Dr. Keith Berndtson: Well, and POMC gets cleaved in to melatonin and beta-endorphin. So if that’s not happening because the leptin receptor’s partially blocked by pro-inflammatory cytokines, then your risk for not sleeping as well, for having your pain feeling amplified, and not having this field general coordinating mucous membrane defenses for you.

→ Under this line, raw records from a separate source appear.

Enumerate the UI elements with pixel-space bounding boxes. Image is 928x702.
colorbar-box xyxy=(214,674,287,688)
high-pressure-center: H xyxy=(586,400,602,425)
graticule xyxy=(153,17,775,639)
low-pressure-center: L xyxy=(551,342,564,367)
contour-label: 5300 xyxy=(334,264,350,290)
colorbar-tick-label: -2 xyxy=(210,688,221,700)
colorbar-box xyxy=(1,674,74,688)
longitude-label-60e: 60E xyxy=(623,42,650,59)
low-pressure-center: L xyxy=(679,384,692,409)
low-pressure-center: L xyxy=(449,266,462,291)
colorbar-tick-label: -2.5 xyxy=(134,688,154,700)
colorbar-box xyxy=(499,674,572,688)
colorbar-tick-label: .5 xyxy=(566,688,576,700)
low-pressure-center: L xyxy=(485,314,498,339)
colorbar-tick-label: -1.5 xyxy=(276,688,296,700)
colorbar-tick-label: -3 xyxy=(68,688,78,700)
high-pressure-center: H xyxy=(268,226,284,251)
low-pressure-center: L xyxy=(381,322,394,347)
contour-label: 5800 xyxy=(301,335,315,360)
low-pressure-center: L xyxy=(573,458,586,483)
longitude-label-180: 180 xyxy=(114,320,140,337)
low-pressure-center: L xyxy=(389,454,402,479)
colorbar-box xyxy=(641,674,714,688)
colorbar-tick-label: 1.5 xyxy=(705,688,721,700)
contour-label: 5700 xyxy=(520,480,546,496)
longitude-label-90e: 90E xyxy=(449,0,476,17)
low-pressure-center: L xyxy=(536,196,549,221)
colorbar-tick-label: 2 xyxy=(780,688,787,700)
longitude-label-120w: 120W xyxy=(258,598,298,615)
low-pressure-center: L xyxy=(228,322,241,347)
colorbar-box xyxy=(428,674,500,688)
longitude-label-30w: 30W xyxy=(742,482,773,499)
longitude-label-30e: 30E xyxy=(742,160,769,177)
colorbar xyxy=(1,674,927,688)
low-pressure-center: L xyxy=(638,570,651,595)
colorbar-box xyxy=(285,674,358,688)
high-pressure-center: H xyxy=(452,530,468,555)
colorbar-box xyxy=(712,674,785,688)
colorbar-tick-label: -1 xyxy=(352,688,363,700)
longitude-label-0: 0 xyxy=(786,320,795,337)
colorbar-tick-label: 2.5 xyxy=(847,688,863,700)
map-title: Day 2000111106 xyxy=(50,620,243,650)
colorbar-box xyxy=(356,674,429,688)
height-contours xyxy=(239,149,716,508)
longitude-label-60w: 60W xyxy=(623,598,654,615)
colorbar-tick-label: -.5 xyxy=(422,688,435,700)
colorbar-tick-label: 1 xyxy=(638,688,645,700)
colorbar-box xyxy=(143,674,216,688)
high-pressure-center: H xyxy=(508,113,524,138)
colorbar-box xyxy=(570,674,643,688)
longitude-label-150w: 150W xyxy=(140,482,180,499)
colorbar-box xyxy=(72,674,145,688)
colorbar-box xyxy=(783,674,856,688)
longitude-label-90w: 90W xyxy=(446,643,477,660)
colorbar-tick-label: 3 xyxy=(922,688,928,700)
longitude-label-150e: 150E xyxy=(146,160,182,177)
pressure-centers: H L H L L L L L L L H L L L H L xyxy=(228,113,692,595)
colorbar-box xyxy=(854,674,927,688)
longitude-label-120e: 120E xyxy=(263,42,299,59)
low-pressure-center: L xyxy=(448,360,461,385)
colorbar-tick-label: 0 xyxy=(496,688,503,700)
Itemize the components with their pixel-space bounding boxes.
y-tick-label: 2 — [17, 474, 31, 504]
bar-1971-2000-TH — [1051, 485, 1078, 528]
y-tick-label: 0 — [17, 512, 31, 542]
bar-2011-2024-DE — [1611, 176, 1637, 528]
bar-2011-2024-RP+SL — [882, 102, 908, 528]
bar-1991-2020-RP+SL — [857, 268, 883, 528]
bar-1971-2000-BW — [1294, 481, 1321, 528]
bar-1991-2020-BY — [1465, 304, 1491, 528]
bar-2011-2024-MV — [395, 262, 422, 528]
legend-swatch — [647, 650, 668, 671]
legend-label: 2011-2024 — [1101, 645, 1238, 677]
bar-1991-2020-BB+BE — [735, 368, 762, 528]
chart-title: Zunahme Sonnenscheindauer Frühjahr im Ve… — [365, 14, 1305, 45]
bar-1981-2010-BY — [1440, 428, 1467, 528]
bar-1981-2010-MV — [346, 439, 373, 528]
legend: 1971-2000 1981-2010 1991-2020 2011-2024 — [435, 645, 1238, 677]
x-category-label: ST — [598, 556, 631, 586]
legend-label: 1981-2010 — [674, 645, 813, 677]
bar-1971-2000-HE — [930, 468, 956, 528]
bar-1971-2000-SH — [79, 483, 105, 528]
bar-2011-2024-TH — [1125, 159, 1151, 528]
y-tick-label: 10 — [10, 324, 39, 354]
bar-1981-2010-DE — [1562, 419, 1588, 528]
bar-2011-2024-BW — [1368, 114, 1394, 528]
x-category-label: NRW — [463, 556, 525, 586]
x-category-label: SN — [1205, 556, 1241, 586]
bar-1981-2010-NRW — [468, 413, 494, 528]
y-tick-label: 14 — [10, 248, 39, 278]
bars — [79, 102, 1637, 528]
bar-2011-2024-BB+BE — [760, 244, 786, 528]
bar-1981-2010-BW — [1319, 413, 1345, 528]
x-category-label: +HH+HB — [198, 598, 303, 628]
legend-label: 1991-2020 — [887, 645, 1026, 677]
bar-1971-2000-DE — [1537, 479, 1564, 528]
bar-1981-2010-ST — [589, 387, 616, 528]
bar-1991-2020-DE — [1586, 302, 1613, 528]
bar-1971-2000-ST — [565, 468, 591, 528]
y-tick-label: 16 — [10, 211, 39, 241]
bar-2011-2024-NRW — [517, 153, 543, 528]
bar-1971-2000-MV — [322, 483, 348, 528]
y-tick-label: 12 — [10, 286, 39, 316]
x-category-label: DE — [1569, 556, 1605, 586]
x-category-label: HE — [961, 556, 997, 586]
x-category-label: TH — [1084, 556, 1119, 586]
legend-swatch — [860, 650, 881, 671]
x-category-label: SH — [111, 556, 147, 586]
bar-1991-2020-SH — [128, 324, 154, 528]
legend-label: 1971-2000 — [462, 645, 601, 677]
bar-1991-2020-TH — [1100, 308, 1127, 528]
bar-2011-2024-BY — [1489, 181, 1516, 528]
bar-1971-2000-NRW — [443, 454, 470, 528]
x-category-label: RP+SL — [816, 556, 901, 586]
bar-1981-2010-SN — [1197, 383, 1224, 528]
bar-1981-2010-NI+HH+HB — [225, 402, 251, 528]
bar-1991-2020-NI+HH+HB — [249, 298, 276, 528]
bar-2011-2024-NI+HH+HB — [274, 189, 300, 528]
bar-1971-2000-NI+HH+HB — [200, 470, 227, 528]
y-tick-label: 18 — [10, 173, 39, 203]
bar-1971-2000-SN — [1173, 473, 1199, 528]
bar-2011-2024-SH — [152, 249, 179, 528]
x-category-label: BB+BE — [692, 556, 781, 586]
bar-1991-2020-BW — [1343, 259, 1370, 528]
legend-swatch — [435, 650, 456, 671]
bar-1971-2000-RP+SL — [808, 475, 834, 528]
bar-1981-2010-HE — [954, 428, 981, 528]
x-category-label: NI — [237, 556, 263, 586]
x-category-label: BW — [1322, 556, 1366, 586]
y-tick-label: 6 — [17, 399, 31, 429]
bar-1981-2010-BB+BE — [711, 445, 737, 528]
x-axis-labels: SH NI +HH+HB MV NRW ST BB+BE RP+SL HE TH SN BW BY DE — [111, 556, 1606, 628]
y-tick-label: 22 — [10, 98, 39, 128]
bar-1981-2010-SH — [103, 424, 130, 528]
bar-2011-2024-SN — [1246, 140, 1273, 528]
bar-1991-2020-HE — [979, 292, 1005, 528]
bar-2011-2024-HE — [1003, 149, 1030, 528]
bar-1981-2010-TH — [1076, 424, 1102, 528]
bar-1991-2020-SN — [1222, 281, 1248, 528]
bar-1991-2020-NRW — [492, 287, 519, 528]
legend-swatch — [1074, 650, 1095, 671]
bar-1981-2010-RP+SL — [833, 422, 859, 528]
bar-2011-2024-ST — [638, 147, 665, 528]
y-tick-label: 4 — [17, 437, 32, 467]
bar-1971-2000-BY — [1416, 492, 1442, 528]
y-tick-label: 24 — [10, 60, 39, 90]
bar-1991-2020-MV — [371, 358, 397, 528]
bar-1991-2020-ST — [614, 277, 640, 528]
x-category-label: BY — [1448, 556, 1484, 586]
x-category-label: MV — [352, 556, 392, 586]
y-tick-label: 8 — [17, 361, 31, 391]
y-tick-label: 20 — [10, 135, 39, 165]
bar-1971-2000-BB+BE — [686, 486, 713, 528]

Dr. Keith Berndtson: And then, the other one is called “basal reactive intestinal polypeptide.” So those are the three regulatory neuropeptides that can get involved in this chronic inflammatory response syndrome that we call “CIRS.” Chronic does start with the hard C, CIRS is a soft C, but if we use the hard C, it would be curse, and that just seems like piling on.
Mike Mutzel: Right.
Dr. Keith Berndtson: They’re sick enough already.
Mike Mutzel: Sure.
Dr. Keith Berndtson: So basal active intestinal polypeptide is a really big player. I mean, it’s considered a master regulator of immune function and a master regulator of blood flow distribution in the microcirculatory regions of the body. When VIP is approaching the undetectable range, it’s not uncommon for these patients to have unusual shortness of breath, air hunger at times, and at some point they get chest pains because they’re trying to breathe so hard just to oxygenate. And what we find is that when TGF-beta1, which I mentioned earlier, is active enough, it can start causing remodeling in the areas that are inflamed; and if it’s airborne toxins, the first place where inflammation starts is in the lungs and in the bronchial tree. So what TGF-beta has to do is remodel, and that often results in a little bit of fibrosis.
Mike Mutzel: Wow.
Dr. Keith Berndtson: The fibrosis involves the arterials in the lungs so they narrow, and that puts increased pressure on the right side of the heart, which is trying to take this deoxygenated venous blood and send it back through the lungs, so that again, in the left side of the heart, and then back up, and around the horn. So what happens when you’ve got this back pressure is really it becomes an acquired form of pulmonary hypertension, and this is a new understanding of a form of pulmonary hypertension that is theoretically reversible, and in practices in most cases, reversible.
Mike Mutzel: Wow.
Dr. Keith Berndtson: Because people go online and read about pulmonary hypertension, and it almost reads like a death sentence.